ISCHEMIA Study Design from the ischemiatrial.org website:

Approximately 400 research centers worldwide will participate in ISCHEMIA enrolling 5,000-6,000 patients.

Eligible participants were recruited following clinically indicated stress imaging testing, but before catheterization, and randomized in a 1:1 fashion to one of two groups:

  • Invasive (INV) Management: Study participants in this group will undergo a cardiac catheterization within 30 days of randomization; if significant coronary artery disease is present, coronary revascularization will be performed. In addition, study participants in this group will receive optimal medical therapy (OMT).
  • Conservative (CON) Management: Study participants in this group will receive optimal medical therapy (OMT) alone with catheterization and possibly revascularization if the participant is not responding to therapy.

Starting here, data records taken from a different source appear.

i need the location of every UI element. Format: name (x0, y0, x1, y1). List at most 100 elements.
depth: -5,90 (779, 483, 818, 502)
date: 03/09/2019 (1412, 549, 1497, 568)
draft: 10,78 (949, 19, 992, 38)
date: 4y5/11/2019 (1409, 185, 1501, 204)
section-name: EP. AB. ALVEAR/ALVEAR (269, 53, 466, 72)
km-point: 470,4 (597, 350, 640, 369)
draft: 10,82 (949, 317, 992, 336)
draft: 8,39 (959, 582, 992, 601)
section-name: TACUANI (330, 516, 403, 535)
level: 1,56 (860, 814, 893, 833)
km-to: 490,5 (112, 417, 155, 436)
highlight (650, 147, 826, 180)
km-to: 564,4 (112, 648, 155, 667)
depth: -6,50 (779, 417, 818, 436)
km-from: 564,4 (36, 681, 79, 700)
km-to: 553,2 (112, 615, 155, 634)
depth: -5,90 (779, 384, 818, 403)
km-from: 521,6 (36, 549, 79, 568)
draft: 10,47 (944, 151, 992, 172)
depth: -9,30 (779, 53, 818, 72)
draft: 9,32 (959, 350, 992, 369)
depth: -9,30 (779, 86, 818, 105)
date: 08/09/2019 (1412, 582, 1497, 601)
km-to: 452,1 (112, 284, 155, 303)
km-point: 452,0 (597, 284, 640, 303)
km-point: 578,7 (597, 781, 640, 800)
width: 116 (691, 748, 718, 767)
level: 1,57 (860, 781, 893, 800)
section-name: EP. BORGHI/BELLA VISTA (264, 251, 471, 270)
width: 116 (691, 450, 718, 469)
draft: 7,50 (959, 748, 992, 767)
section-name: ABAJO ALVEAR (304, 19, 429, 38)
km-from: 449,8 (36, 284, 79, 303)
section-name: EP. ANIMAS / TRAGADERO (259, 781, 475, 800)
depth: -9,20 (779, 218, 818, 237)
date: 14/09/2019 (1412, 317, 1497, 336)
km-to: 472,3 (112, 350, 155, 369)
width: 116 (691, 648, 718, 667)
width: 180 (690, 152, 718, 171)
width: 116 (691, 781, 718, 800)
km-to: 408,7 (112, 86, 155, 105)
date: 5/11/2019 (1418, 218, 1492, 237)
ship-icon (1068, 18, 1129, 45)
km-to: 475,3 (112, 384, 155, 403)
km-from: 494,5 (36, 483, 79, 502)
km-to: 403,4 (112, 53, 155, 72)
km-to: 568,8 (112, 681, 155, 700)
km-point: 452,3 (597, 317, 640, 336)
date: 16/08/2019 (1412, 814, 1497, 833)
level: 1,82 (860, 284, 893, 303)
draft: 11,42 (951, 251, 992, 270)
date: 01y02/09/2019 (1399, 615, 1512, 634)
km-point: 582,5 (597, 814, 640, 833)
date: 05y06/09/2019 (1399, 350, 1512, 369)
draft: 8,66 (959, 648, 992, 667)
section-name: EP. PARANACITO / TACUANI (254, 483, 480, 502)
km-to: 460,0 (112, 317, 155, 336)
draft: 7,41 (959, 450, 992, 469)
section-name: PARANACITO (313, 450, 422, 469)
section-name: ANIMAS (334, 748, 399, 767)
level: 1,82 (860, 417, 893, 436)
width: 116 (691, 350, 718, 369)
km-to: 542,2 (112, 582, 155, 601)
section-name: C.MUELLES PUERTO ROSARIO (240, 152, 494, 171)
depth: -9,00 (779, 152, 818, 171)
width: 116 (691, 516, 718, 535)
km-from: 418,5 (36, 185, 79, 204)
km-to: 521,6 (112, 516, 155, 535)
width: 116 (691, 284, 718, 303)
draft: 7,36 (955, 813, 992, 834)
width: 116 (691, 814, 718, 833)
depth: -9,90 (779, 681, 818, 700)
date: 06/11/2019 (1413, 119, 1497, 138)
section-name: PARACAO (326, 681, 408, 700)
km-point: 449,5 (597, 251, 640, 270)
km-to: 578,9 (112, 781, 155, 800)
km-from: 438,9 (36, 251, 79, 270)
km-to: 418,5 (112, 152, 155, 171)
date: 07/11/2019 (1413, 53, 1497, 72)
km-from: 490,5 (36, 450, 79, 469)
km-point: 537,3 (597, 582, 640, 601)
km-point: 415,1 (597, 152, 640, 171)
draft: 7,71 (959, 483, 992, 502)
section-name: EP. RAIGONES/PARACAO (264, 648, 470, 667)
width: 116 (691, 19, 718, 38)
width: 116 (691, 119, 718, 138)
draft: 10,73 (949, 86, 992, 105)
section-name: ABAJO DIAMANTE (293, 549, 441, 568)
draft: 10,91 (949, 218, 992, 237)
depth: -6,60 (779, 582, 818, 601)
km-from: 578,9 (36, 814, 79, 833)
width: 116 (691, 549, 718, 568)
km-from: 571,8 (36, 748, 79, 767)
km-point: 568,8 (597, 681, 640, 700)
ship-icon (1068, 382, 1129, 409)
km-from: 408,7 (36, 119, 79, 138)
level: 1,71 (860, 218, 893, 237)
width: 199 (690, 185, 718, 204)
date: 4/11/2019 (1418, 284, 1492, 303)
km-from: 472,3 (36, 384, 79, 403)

Quoting from the ISCHEMIA Study results summary:

“The trial showed that heart procedures added to taking medicines and making lifestyle changes did not reduce the overall rate of heart attack or death compared with medicines and lifestyle changes alone. However, for people with chest pain symptoms, heart procedures improved symptoms better than medicines and lifestyle changes alone. The more chest pain to begin with, the more symptoms improved after getting a stent or bypass surgery.

These results apply to people with stable symptoms.
They do not apply to people having a heart attack, when emergency stent procedures save lives.”

You will find a summary of the ISCHEMIA Study on the American College of Cardiology website.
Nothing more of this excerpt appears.